Saturday, 31 January 2015
Speaker: Dr. Leslie Bow, University of Wisconsin, Madison
Date: January 29, 2015
Tonight I had the wonderful opportunity to listen to a talk at UNC-Chapel Hill, sponsored by the Center for the Study of the American South in Graham Memorial Hall. Dr. Leslie Bow was introduced by her colleague in the UNC Department of English and Creative Literature, Dr. Jennifer Ho. Dr. Bow started her talk with two images of her Chinese grandfather and great grandfather who were both grocers in small southern towns, Greenville, Mississippi and Helena, Arkansas, respectively. Bow remembers a consistent refrain when her relatives discussed the racial components of their lives in the South, “whites treated us just fine and blacks didn’t give us any trouble”. She describes other incidents in the Jim Crow South, where Asians are allowed to sit in the front of the bus, and mark White on their driver’s license applications; generally benefiting from some aspects of white privilege but not being fully accepted by white society. In an allusion to the growing field of critical white studies where scholars debate how Italians or Irish folks became white, Asians are never mention because they only touched whiteness, they never became white. This observation is important because it explains why there is so much internal conflict and pathos contained in the anthropological, historical, and sociological writings on these subjects. How does a group of people define themselves in a society where neither of the boxes fit?

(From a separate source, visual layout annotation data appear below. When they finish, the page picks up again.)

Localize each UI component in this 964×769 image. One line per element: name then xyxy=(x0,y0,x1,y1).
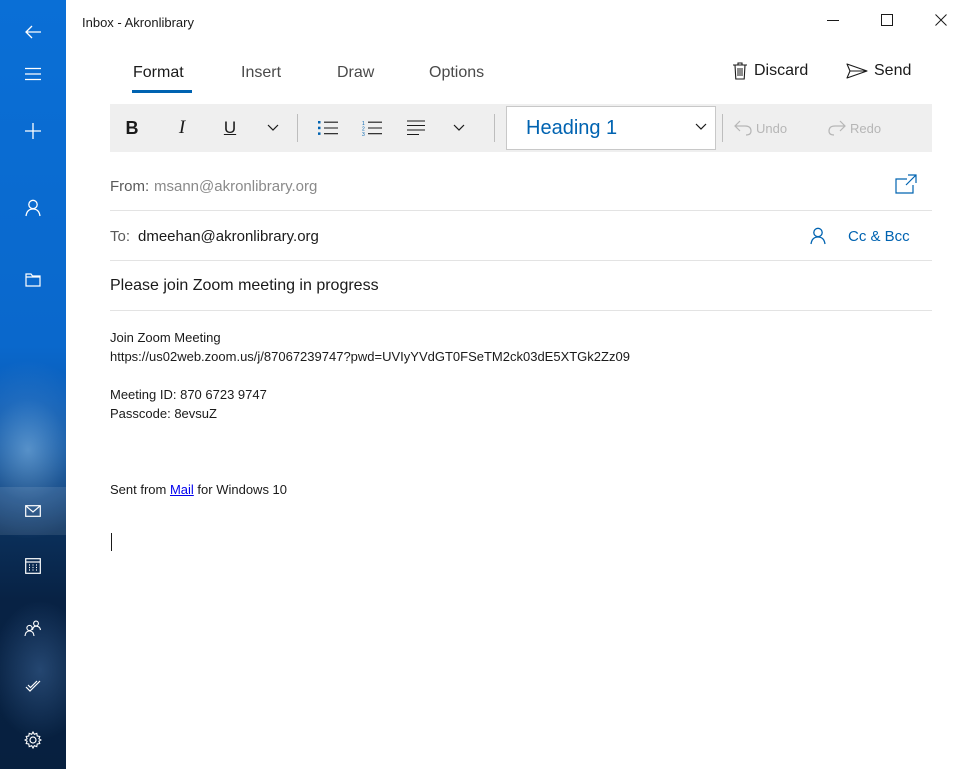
style-select[interactable]: Heading 1 xyxy=(506,106,716,150)
todo-check-icon xyxy=(25,680,41,692)
hamburger-menu-icon xyxy=(25,67,41,81)
numbering-button[interactable]: 1 2 3 xyxy=(354,104,390,152)
add-contact-button[interactable] xyxy=(808,225,828,247)
maximize-icon xyxy=(881,14,893,26)
chevron-down-icon xyxy=(267,124,279,131)
settings-button[interactable] xyxy=(0,716,66,764)
people-icon xyxy=(24,620,42,636)
contact-person-icon xyxy=(810,227,826,245)
to-recipient[interactable]: dmeehan@akronlibrary.org xyxy=(138,228,319,245)
undo-button[interactable]: Undo xyxy=(734,104,787,152)
window-title: Inbox - Akronlibrary xyxy=(82,15,194,30)
signature-suffix: for Windows 10 xyxy=(193,482,288,497)
message-body[interactable]: Join Zoom Meeting https://us02web.zoom.u… xyxy=(110,328,930,499)
subject-row: Please join Zoom meeting in progress xyxy=(110,261,932,311)
mail-button[interactable] xyxy=(0,487,66,535)
meeting-url: https://us02web.zoom.us/j/87067239747?pw… xyxy=(110,349,630,364)
new-mail-button[interactable] xyxy=(0,107,66,155)
calendar-button[interactable] xyxy=(0,542,66,590)
settings-gear-icon xyxy=(24,731,42,749)
cc-bcc-link[interactable]: Cc & Bcc xyxy=(848,228,910,245)
toolbar-divider xyxy=(494,114,495,142)
paragraph-options-dropdown[interactable] xyxy=(444,104,474,152)
back-button[interactable] xyxy=(0,8,66,56)
menu-button[interactable] xyxy=(0,50,66,98)
popout-button[interactable] xyxy=(892,171,920,197)
tab-format[interactable]: Format xyxy=(133,64,184,82)
maximize-button[interactable] xyxy=(864,0,910,40)
people-button[interactable] xyxy=(0,604,66,652)
discard-label: Discard xyxy=(754,62,809,79)
italic-button[interactable]: I xyxy=(166,104,198,152)
mail-envelope-icon xyxy=(25,505,41,517)
align-paragraph-icon xyxy=(407,120,425,136)
send-arrow-icon xyxy=(846,63,868,79)
redo-label: Redo xyxy=(850,120,882,136)
from-row: From: msann@akronlibrary.org xyxy=(110,161,932,211)
accounts-button[interactable] xyxy=(0,184,66,232)
undo-label: Undo xyxy=(756,120,788,136)
folders-button[interactable] xyxy=(0,256,66,304)
active-tab-indicator xyxy=(132,90,192,93)
new-mail-plus-icon xyxy=(25,123,41,139)
trash-icon xyxy=(733,62,747,80)
tab-options[interactable]: Options xyxy=(429,64,484,82)
font-options-dropdown[interactable] xyxy=(258,104,288,152)
send-label: Send xyxy=(874,62,912,79)
body-line: Join Zoom Meeting xyxy=(110,330,221,345)
bold-button[interactable]: B xyxy=(116,104,148,152)
chevron-down-icon xyxy=(453,124,465,131)
style-select-value: Heading 1 xyxy=(526,117,618,139)
send-button[interactable]: Send xyxy=(846,62,911,80)
toolbar-divider xyxy=(297,114,298,142)
signature: Sent from Mail for Windows 10 xyxy=(110,480,930,499)
todo-button[interactable] xyxy=(0,662,66,710)
paragraph-format-button[interactable] xyxy=(398,104,434,152)
tab-insert[interactable]: Insert xyxy=(241,64,281,82)
chevron-down-icon xyxy=(695,123,707,130)
close-icon xyxy=(935,14,947,26)
tab-draw[interactable]: Draw xyxy=(337,64,374,82)
title-bar: Inbox - Akronlibrary xyxy=(66,0,964,40)
redo-icon xyxy=(828,120,846,136)
numbered-list-icon: 1 2 3 xyxy=(362,121,382,136)
from-value[interactable]: msann@akronlibrary.org xyxy=(154,178,317,195)
minimize-button[interactable] xyxy=(810,0,856,40)
signature-prefix: Sent from xyxy=(110,482,170,497)
calendar-icon xyxy=(25,558,41,574)
redo-button[interactable]: Redo xyxy=(828,104,881,152)
account-person-icon xyxy=(25,199,41,217)
from-label: From: xyxy=(110,178,150,195)
ribbon-tabs: Format Insert Draw Options Discard Send xyxy=(66,56,964,96)
popout-icon xyxy=(895,174,917,194)
undo-icon xyxy=(734,120,752,136)
svg-text:3: 3 xyxy=(362,132,365,136)
underline-button[interactable]: U xyxy=(214,104,246,152)
text-cursor xyxy=(111,533,112,551)
discard-button[interactable]: Discard xyxy=(732,62,808,80)
subject-field[interactable]: Please join Zoom meeting in progress xyxy=(110,277,379,295)
navigation-rail xyxy=(0,0,66,769)
bullets-button[interactable] xyxy=(310,104,346,152)
mail-compose-window: Inbox - Akronlibrary Format Insert Draw … xyxy=(0,0,964,769)
format-toolbar: B I U 1 2 3 Heading 1 Undo Redo xyxy=(110,104,932,152)
folder-icon xyxy=(25,273,41,287)
mail-link[interactable]: Mail xyxy=(170,482,194,497)
passcode: Passcode: 8evsuZ xyxy=(110,406,217,421)
to-row: To: dmeehan@akronlibrary.org Cc & Bcc xyxy=(110,211,932,261)
bullets-list-icon xyxy=(318,121,338,135)
back-arrow-icon xyxy=(25,25,41,39)
minimize-icon xyxy=(827,20,839,21)
close-button[interactable] xyxy=(918,0,964,40)
to-label: To: xyxy=(110,228,131,245)
meeting-id: Meeting ID: 870 6723 9747 xyxy=(110,387,267,402)
toolbar-divider xyxy=(722,114,723,142)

Bow used the subject of a 1998 documentary, Miss India Georgia, and the folklore of South Carolina governor Nikki Haley, to help the audience understand how in some ways, American acculturation has become a synonym for aspiring to whiteness. In addition to her family history, I think that Bow has found the South as a site for this type of inquiry to be most appropriate because it magnifies attitudes and behaviors around race that are experienced throughout the nation. Toward the end of the talk, Bow responded to questions about the lawsuit against the UNC Admissions office, contrasts between urban or western Asian experiences and Southern ones and how the relationship between Asians and African Americans is often missing from the archive. A recurring message throughout Bow’s talk was the duality of experience for most Asians in America. Even if there is a stereotype of neutrality or model minority, there is also a fear or anxiety connected to those feelings of admiration and respect. She also pointed out that most instances of racialization are bound in affect or emotional resonance, which can lead to violence or fetishism. To her, it can be seen as easily in the black male bodies of Ferguson and New York City as the Asian students who make up 50% of the school population at UCLA. In one quote by colonial historian, Dr. Homi Bhabha, the in-between space carries the burden of the meaning of culture, Bow demonstrates how her valuable analysis holds a critical mirror up to the whole notion of race in America.